Study of the Influence of Implant Material on Magnetocardiography Measurements Using SQUID Sensors

TL;DR

This study investigates the impact of common implant materials on magnetocardiography measurements using SQUID sensors, finding minimal effects under extreme conditions and suggesting negligible influence in clinical settings.

Contribution

The research provides empirical evidence that typical implant materials have little to no effect on MCG measurements, filling a gap in understanding for patients with metallic implants.

Findings

Implant materials caused about 0.7 fT/√Hz noise increase at minimum sensor distance.

Results under extreme conditions suggest negligible impact in real clinical environments.

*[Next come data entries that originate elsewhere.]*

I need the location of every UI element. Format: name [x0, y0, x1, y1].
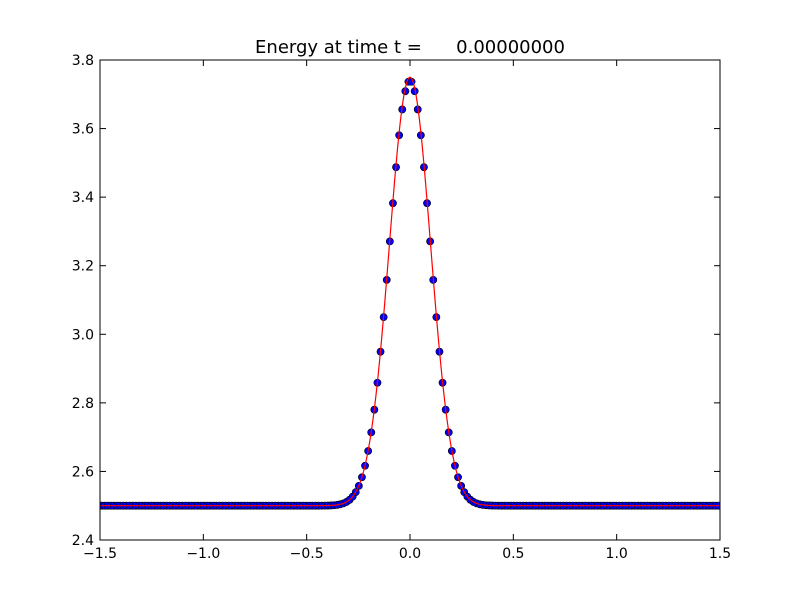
x-tick-label: −1.5 [83, 546, 117, 562]
y-tick-label: 3.4 [72, 190, 94, 206]
y-tick-label: 3.2 [72, 259, 94, 275]
x-tick-label: −1.0 [186, 546, 220, 562]
y-tick-label: 2.8 [72, 396, 94, 412]
y-tick-label: 3.8 [72, 53, 94, 69]
x-tick-label: 1.5 [709, 546, 731, 562]
y-tick-label: 3.6 [72, 122, 94, 138]
plot-series-group [100, 76, 720, 510]
y-tick-label: 3.0 [72, 327, 94, 343]
plot-area [100, 76, 720, 510]
x-tick-label: −0.5 [290, 546, 324, 562]
axes: −1.5 −1.0 −0.5 0.0 0.5 1.0 1.5 2.4 2.6 2.8 3.0 3.2 3… [72, 53, 731, 562]
x-tick-label: 0.0 [399, 546, 421, 562]
y-tick-label: 2.4 [72, 533, 94, 549]
chart-title: Energy at time t = 0.00000000 [255, 37, 565, 58]
x-tick-label: 0.5 [502, 546, 524, 562]
line-series [100, 76, 720, 507]
x-tick-label: 1.0 [606, 546, 628, 562]
y-tick-label: 2.6 [72, 464, 94, 480]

Further research needed to assess effects of micromotion within the human body.

Abstract

Magnetocardiography system is a medical device that diagnoses cardiac disease by measuring magnetic fields generated from electric currents flowing through the myocardium. However, the accuracy of measurement data can be degraded if strong magnetic materials are present or magnetic field changes occur near the MCG system. With the widespread use of implants, the number of patients with metallic implants is increasing, but there is a lack of in-depth research on the potential impact of implant materials on the results of the MCG examination. This study aims to analyze the effect of implant materials on MCG measurements and establish relevant criteria. In this study, a 96-channel MCG system employing Superconducting Quantum Interference Device sensors, specifically first-order gradiometers based on the Double Relaxation Oscillation SQUID method, and a Magnetically Shielded Room were utilized. Ti6Al4V ELI was selected as the representative implant material sample. Experiments were conducted under extreme conditions, where a sample significantly larger than an actual implant was placed as close as possible to the sensors. As a result, when the implant material was at the minimum distance to the sensor, the noise increase was approximately 0.7 fT/$\sqrt{\mathrm{Hz}}$, which satisfies the sensitivity criteria for MCG. Furthermore, since these results were obtained under severely adverse conditions designed to maximize the noise impact, it is anticipated that the effect would be even more negligible in actual clinical settings. In conclusion, it was confirmed that common implant materials have little to no effect on MCG measurements. However, as the experiments were not conducted with the material inserted into the human body, unlike actual clinical environments, the generation of magnetic fields due to micromotion has not been verified, thus requiring further experimentation.